Ces discussions, pour ainsi dire d'intérieur, ne détournaient pas l'attention du Parlement des préoccupations plus graves qui le tourmentaient. On ne recevait pas de nouvelles du roi. Enfin, le décembre, Crèvecœur revint : la Cour refusa de recevoir le messager, en souvenir de l'offense qu'il avait faite au président Anzeray ; mais elle prit et lut avidement ses dépêches. Crèvecœur avait trouvé le roi au Mans, fort indécis, appelé en Bretagne, appelé en Normandie, mal pourvu d'hommes et de munitions. Rien n'était encore résolu.
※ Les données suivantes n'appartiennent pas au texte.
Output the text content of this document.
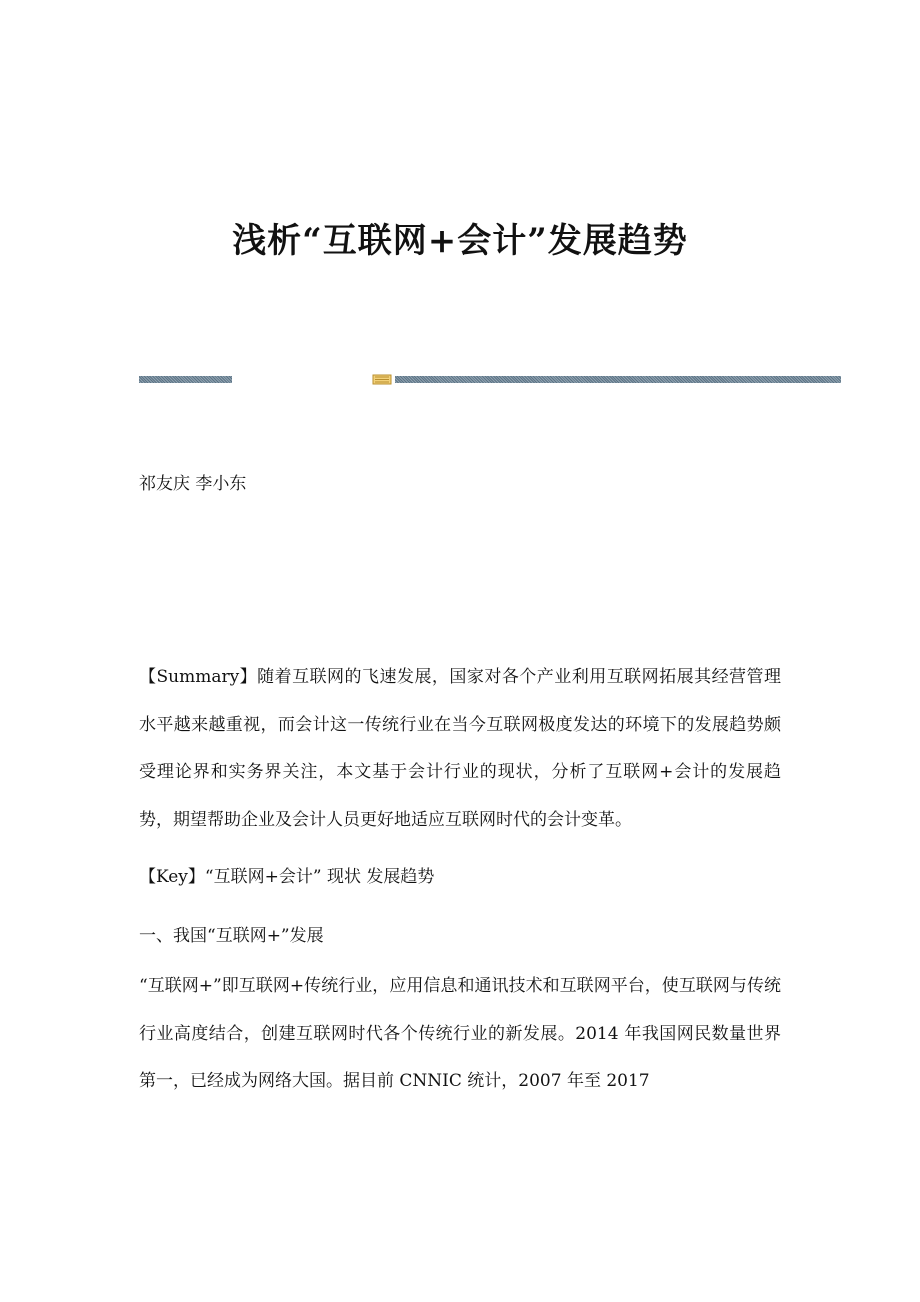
浅析“互联网+会计”发展趋势

祁友庆 李小东

【Summary】随着互联网的飞速发展，国家对各个产业利用互联网拓展其经营管理水平越来越重视，而会计这一传统行业在当今互联网极度发达的环境下的发展趋势颇受理论界和实务界关注，本文基于会计行业的现状，分析了互联网+会计的发展趋势，期望帮助企业及会计人员更好地适应互联网时代的会计变革。

【Key】“互联网+会计” 现状 发展趋势

一、我国“互联网+”发展

“互联网+”即互联网+传统行业，应用信息和通讯技术和互联网平台，使互联网与传统行业高度结合，创建互联网时代各个传统行业的新发展。2014 年我国网民数量世界第一，已经成为网络大国。据目前 CNNIC 统计，2007 年至 2017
Aussitôt Groulart fait décider l'envoi de deux nouveaux députés chargés de représenter au roi les périls et les souffrances du Parlement, son impuissance à le servir, la nécessité impérieuse de sa venue[10]. Ce qui avait paru ébranler le plus l'esprit du roi, c'était l'espérance de tirer quelques poudres conservées au château de Caen ; mais, pour avoir ces poudres si nécessaires, il fallait ranimer le dévouement royaliste de La Vérune, alors fort refroidy et au hasard prendre le parti contraire. Le fier président ne négligea rien ; il s'inclina encore devant un homme dont il méprisait la faiblesse ; il vanta même sa fidélité, enfin il lui persuada d'envoyer vers le roi un capitaine investi de sa confiance. Prévenu par Groulart, Henri reçut l'envoyé de La Vérune avec cet air de bonté et cette rondeur de manières, si séduisante pour tous et en particulier pour les Normands. A son retour, le capitaine, enchanté, décida La Vérune à livrer au roi toutes ses munitions de guerre, et c'est grâce à ce secours, presque inespéré, que Henri put entreprendre l'heureuse campagne si glorieusement couronnée à Ivry. Ainsi ce petit fait, perdu dans l'histoire, à peu près ignoré, eut pourtant des conséquences bien grandes. Les poudres obtenues par Groulart ne firent sans doute pas à elles seules tout le succès ; mais sans elles qui peut dire ce qui serait arrivé ? Il faut louer l'armée et les généraux qui en tirèrent si bon parti, sans oublier toutefois l'homme actif et dévoué qui, sans être soutenu par l'attrait de la gloire militaire, par l'excitation du courage déployé au grand jour et la chaleur du combat, sut, dans l'ombre des négociations, au prix de sa fierté même, préparer tous les éléments de la victoire[11].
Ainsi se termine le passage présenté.